In May 2019, the U.S. Food and Drug Administration (FDA) released a draft guidance that encourages sponsors and applicants to include a uniform cover letter to identify real-world evidence (RWE) submitted as part of a regulatory submission. The templated document builds on the Framework for FDA’s Real-World Evidence Program.
It is yet another milestone in the developing infrastructure surrounding regulatory-grade evidence.
Thanks to the template, the Center for Drug Evaluation and Research (CDER) and the Center for Biologics Evaluation and Research (CBER) will track RWE submissions. The process also represents a broad learning opportunity for all stakeholders in RWE as it will ensure transparency and consistent documentation of key study components.

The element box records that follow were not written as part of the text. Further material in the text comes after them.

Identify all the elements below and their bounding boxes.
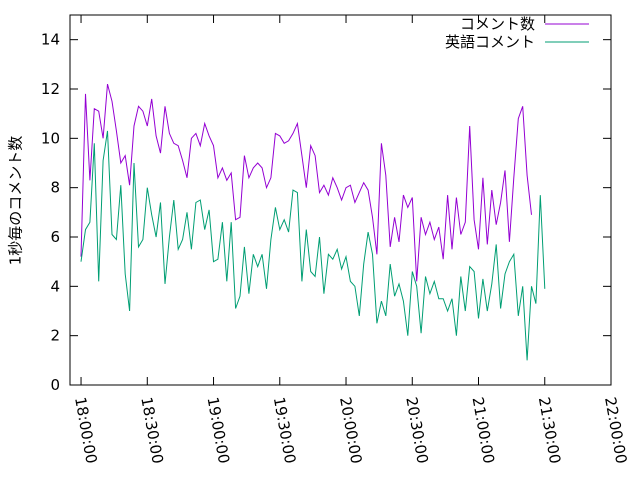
legend-label-1: コメント数 — [460, 15, 535, 33]
y-tick-label: 14 — [41, 31, 60, 49]
y-tick-label: 8 — [50, 179, 60, 197]
x-tick-label: 22:00:00 — [601, 396, 630, 465]
y-tick-label: 12 — [41, 80, 60, 98]
y-tick-label: 4 — [50, 277, 60, 295]
series-line-1 — [80, 83, 532, 282]
series-line-2 — [80, 130, 546, 361]
y-tick-label: 2 — [50, 327, 60, 345]
x-tick-label: 18:30:00 — [137, 396, 166, 465]
y-tick-label: 10 — [41, 129, 60, 147]
plot-frame — [69, 14, 612, 386]
x-tick-label: 18:00:00 — [71, 396, 100, 465]
x-tick-label: 19:30:00 — [270, 396, 299, 465]
x-tick-label: 21:00:00 — [469, 396, 498, 465]
x-tick-label: 19:00:00 — [204, 396, 233, 465]
x-tick-label: 20:30:00 — [402, 396, 431, 465]
y-tick-label: 6 — [50, 228, 60, 246]
legend-label-2: 英語コメント — [445, 33, 535, 51]
y-tick-label: 0 — [50, 376, 60, 394]
x-tick-label: 20:00:00 — [336, 396, 365, 465]
x-tick-label: 21:30:00 — [535, 396, 564, 465]
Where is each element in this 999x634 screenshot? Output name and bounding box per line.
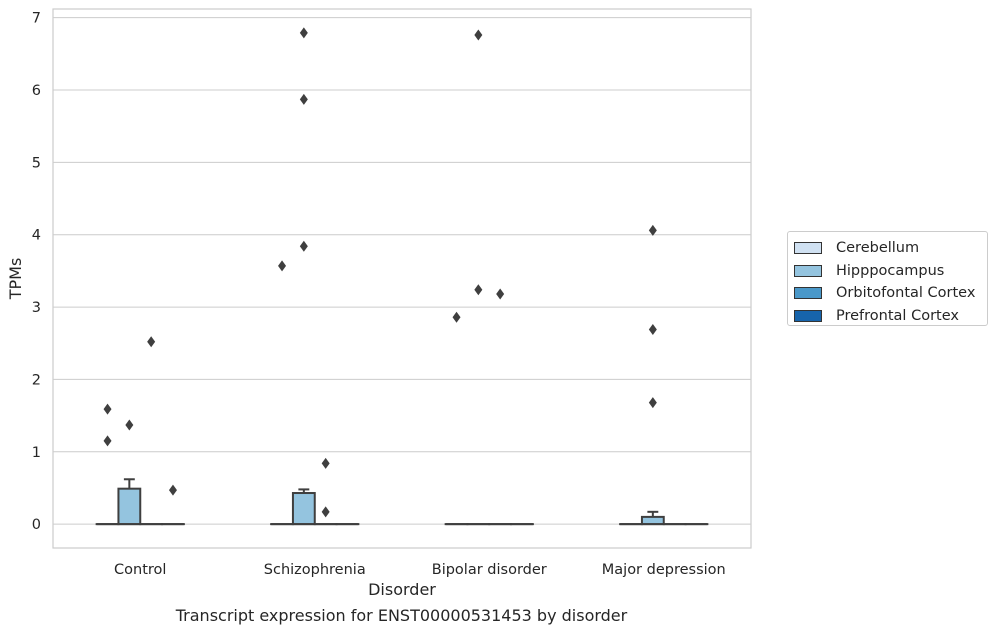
- legend-label-prefrontal-cortex: Prefrontal Cortex: [836, 307, 959, 324]
- legend-item-orbitofrontal-cortex: Orbitofontal Cortex: [794, 282, 987, 305]
- outlier-point: [474, 29, 483, 41]
- outlier-point: [278, 260, 287, 272]
- y-tick-label: 7: [32, 11, 41, 27]
- legend-item-hippocampus: Hipppocampus: [794, 260, 987, 283]
- legend-item-cerebellum: Cerebellum: [794, 237, 987, 260]
- box: [640, 515, 665, 526]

Tracking enabled by consistent submissions should help answer key empirical questions surrounding RWE. When and where can health care databases provide robust estimates of treatment safety and efficacy? When ought the FDA rely on such evidence for regulatory decision-making?
The FDA’s Dr. Jacqueline Corrigan-Curay said of using RWE in decision-making, “These studies are really complex, and the shift relies on how we build the infrastructure that makes it all possible. It’s an ongoing conversation, and we’re here to engage.”
In response to the FDA’s invitation to engage, industry has weighed in. Two of the top 15 pharmas, a biotech, three trade groups, two individuals, and Aetion shared their comments on the positioning of the cover letter, the terms it includes, and the data sources, technology, and process used to generate and submit real-world evidence studies.
These recommendations are likely to shape the FDA’s guidance; we summarize them here to help our readers prepare for the process:
The positioning of the cover letter:
- Expand the guidance to address alignment on submissions that include RWE between CDER, CBER, and the Center for Devices and Radiological Health (CDRH) for medical devices and combination product submissions containing RWE; and,
- Change the positioning from an example to a recommended format to enable the FDA to consistently track RWE submissions.
The terms in the cover letter:
- Be precise and consistent with terms including RWD, RWE, the type of study design (e.g., randomized pragmatic trial, single arm trial with external control arm, and non-randomized study), and the type of data/data set; and,
- Add definitions for natural history studies, product and/or disease registry data, and data quality and context.
Data sources and technology used to generate RWE:
- Distinguish among specific types of RWD in order to track and analyze submissions by data type. Consistent interpretation of data types, from EHRs to emerging sources of clinical data, will inform a regulatory framework; and,
- Use validated RWE software platforms to enable transparency, reproducibility, and scientific validity in methods and results.
The process for the cover letter:
- Provide information to the sponsor on whether the FDA agrees or disagrees with the sponsor’s classification of RWD/E and how the RWE was used to inform the regulatory decision;
- Consider how the Agency’s tracking can generate publicly available information. The Breakthrough Therapy program provides a model with metrics such as therapeutic area, average review time, and speed of approval. Other relevant metrics for RWE include the submission volume and context, the study design, the data type, and the number of approvals where RWE was supportive evidence vs. the basis of the approval;
- Develop best practices to inform the program (i.e., process and content via Manuals of Policies and Procedures) and other regulators (e.g., the EMA, the PMDA) to enable early harmonization; and,
- Use the aggregated information provided by tracking the cover letters to prioritize resourcing and assessment support by subject matter experts.
The FDA’s encouragement of RWE submissions represents a learning opportunity for the field in designing and executing studies, particularly if the FDA releases complete response letters or provides data from tracking the letters that reveals both successful and unsuccessful approaches. As Amgen’s Dr. Cathy Critchlow stated, “certainly we can learn from the successes, but we also need to make sure we’re learning from the failures.”